Introduction
This blog is a continuation of part 1. In this post, I will explain an optimization to the SQRT Decomposition part.
Prerequisites
Before reading this post, you should be familiar with:
- part 1
- predecessor problem
- fractional cascading
Recap
We want a data structure that works under $$$Z_{2^i}$$$ and allows us to add value k to a range, and query the number of elements within a specific value range inside a given index range.
SQRT Decomposition
Definitions
First let $$$T_p$$$ be the time complexity of a predecessor data structure we want to use(We need to assume that we use a reasonable structure, not worse than BBST). For example, if we use y-fast trie $$$T_p = \mathcal{O}(\log\log \text{MAX})$$$.
Notice that if we just store a predecessor data structure in each block of a previous SQRT decomposition, we achieve complexity $$$\mathcal{O}(\sqrt{n}\cdot T_p)$$$. This is not ideal. We aim to achieve $$$\mathcal{O}(\sqrt{N\cdot T_p})$$$.
Decomposition
Our decomposition is two-dimensional. First we split an array into blocks of size $$$\sqrt{\frac{N}{T_p}}$$$ and then we group these blocks into groups of size $$$T_p$$$. For each group we store a lazy value.
Each group is maintained as a fractional cascading structure over its blocks. For the first block(the root of the cascading), we store a predecessor data structure.
Count
We iterate over all groups and from a fractional cascading considering the lazy value. Thanks to this we know for all blocks in this group how many elements in the given range are in this group in $$$\mathcal{O}(T_p)$$$. Blocks that are partially inside our query are processed naively. This gives us a complexity of $$$\mathcal{O}(\sqrt{\frac{N}{T_p}}\cdot T_p + \sqrt{\frac{N}{T_p}}) = \mathcal{O}(\sqrt{N\cdot T_p})$$$.
Add
For each group fully inside our query, we update the lazy value.

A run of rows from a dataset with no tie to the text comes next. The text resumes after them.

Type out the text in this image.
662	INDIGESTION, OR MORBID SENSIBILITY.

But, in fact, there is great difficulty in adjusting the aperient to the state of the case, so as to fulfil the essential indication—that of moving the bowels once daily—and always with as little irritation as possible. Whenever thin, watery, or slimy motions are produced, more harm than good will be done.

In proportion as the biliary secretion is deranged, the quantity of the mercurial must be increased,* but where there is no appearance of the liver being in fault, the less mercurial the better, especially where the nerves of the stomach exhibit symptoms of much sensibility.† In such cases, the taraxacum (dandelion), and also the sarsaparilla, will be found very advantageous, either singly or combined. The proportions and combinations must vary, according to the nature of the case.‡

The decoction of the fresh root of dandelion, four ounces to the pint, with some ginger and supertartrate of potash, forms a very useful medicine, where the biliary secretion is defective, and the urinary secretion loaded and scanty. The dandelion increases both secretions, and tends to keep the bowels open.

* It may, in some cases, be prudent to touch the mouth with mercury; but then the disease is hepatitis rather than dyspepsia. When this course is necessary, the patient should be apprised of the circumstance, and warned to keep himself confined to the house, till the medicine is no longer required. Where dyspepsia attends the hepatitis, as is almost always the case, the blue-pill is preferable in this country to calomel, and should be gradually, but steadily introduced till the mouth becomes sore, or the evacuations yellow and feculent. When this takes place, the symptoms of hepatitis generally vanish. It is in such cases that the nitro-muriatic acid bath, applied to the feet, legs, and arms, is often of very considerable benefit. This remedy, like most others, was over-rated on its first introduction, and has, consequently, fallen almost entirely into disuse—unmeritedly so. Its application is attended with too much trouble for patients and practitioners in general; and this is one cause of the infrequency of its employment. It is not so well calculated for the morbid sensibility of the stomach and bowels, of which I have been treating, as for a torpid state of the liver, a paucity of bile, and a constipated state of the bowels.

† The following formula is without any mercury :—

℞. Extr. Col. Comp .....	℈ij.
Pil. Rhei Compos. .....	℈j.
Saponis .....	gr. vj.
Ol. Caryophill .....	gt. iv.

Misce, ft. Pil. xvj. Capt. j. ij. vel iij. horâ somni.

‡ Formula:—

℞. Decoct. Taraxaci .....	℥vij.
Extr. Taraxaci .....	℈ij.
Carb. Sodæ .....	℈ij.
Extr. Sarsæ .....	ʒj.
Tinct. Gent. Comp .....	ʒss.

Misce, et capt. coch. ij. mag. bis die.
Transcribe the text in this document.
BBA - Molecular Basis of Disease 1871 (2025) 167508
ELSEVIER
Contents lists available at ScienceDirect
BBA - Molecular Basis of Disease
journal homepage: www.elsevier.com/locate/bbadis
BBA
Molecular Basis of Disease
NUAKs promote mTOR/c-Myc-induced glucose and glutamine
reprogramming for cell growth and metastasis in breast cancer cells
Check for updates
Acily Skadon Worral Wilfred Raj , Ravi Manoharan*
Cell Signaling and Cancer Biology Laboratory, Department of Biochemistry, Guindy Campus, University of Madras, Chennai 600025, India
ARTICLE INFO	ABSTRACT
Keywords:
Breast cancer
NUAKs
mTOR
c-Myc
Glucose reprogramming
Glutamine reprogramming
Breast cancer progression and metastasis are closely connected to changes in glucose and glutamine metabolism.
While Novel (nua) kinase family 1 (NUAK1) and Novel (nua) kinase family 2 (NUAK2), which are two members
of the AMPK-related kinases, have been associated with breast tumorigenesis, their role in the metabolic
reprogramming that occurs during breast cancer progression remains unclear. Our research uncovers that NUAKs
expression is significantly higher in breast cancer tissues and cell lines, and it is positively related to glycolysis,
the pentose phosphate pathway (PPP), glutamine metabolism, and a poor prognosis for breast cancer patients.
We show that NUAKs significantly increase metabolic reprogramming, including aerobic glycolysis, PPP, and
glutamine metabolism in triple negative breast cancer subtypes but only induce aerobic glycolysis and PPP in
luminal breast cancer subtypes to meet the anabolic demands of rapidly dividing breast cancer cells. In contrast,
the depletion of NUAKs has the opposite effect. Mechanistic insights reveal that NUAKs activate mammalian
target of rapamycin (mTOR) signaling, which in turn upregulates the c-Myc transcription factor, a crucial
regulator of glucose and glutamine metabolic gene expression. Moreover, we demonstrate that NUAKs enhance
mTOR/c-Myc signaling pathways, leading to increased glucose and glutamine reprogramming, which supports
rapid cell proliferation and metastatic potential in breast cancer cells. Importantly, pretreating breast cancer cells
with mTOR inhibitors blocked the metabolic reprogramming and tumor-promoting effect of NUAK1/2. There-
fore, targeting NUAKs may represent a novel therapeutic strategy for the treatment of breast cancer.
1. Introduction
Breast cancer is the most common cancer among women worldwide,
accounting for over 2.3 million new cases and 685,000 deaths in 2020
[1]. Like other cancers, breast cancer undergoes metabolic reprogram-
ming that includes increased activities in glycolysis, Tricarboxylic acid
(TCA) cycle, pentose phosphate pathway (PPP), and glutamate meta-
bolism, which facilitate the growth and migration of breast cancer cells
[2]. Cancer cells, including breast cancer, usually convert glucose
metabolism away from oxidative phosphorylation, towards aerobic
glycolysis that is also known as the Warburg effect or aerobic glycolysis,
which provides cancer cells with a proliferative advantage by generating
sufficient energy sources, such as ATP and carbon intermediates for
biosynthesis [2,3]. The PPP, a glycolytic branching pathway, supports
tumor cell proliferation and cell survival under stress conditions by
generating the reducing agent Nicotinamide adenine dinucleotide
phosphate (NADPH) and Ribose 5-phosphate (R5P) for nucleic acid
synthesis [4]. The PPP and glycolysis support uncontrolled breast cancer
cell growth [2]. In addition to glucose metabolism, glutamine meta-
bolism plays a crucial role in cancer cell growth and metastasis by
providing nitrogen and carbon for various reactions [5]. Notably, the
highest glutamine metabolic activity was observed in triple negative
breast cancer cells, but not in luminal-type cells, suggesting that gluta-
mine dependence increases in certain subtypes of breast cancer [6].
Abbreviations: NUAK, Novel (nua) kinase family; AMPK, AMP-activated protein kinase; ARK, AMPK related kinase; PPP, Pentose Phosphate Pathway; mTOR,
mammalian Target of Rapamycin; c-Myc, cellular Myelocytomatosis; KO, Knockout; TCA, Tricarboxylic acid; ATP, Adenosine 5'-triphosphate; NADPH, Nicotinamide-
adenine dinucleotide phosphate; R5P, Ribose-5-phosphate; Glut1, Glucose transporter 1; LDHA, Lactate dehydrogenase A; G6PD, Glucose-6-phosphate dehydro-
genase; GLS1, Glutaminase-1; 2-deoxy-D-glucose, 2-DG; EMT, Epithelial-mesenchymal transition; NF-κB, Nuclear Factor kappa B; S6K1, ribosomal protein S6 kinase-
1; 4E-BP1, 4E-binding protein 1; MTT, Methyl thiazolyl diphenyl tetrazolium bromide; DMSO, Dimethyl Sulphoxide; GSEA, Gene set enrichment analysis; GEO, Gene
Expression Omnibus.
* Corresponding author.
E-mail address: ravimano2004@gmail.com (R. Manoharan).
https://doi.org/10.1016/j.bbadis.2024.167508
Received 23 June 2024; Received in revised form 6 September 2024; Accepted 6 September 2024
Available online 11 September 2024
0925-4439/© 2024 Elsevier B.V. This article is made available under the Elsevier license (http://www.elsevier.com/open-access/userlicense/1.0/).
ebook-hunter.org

We have at most 2 border groups (groups partially covered by the query). For each of them, we need to recompute the fractional cascading structure:
- Partial Blocks: The specific blocks containing the query boundaries ( l and r) are recalculated naively. We can re-sort them using the predecessor data structure in $$$\mathcal{O}(\text{size}\cdot T_p)$$$.
- Full Blocks: The blocks inside the group that are not cut by the query boundaries are easy to sort. Since we are in $$$Z_{2^i}$$$, adding a value results in a cyclic shift, which we can fix in $$$\mathcal{O}(\text{size})$$$.
- Merge: Finally, we rebuild the fractional cascading links for the group.
This takes $$$\mathcal{O}(\sqrt{N\cdot T_p})$$$.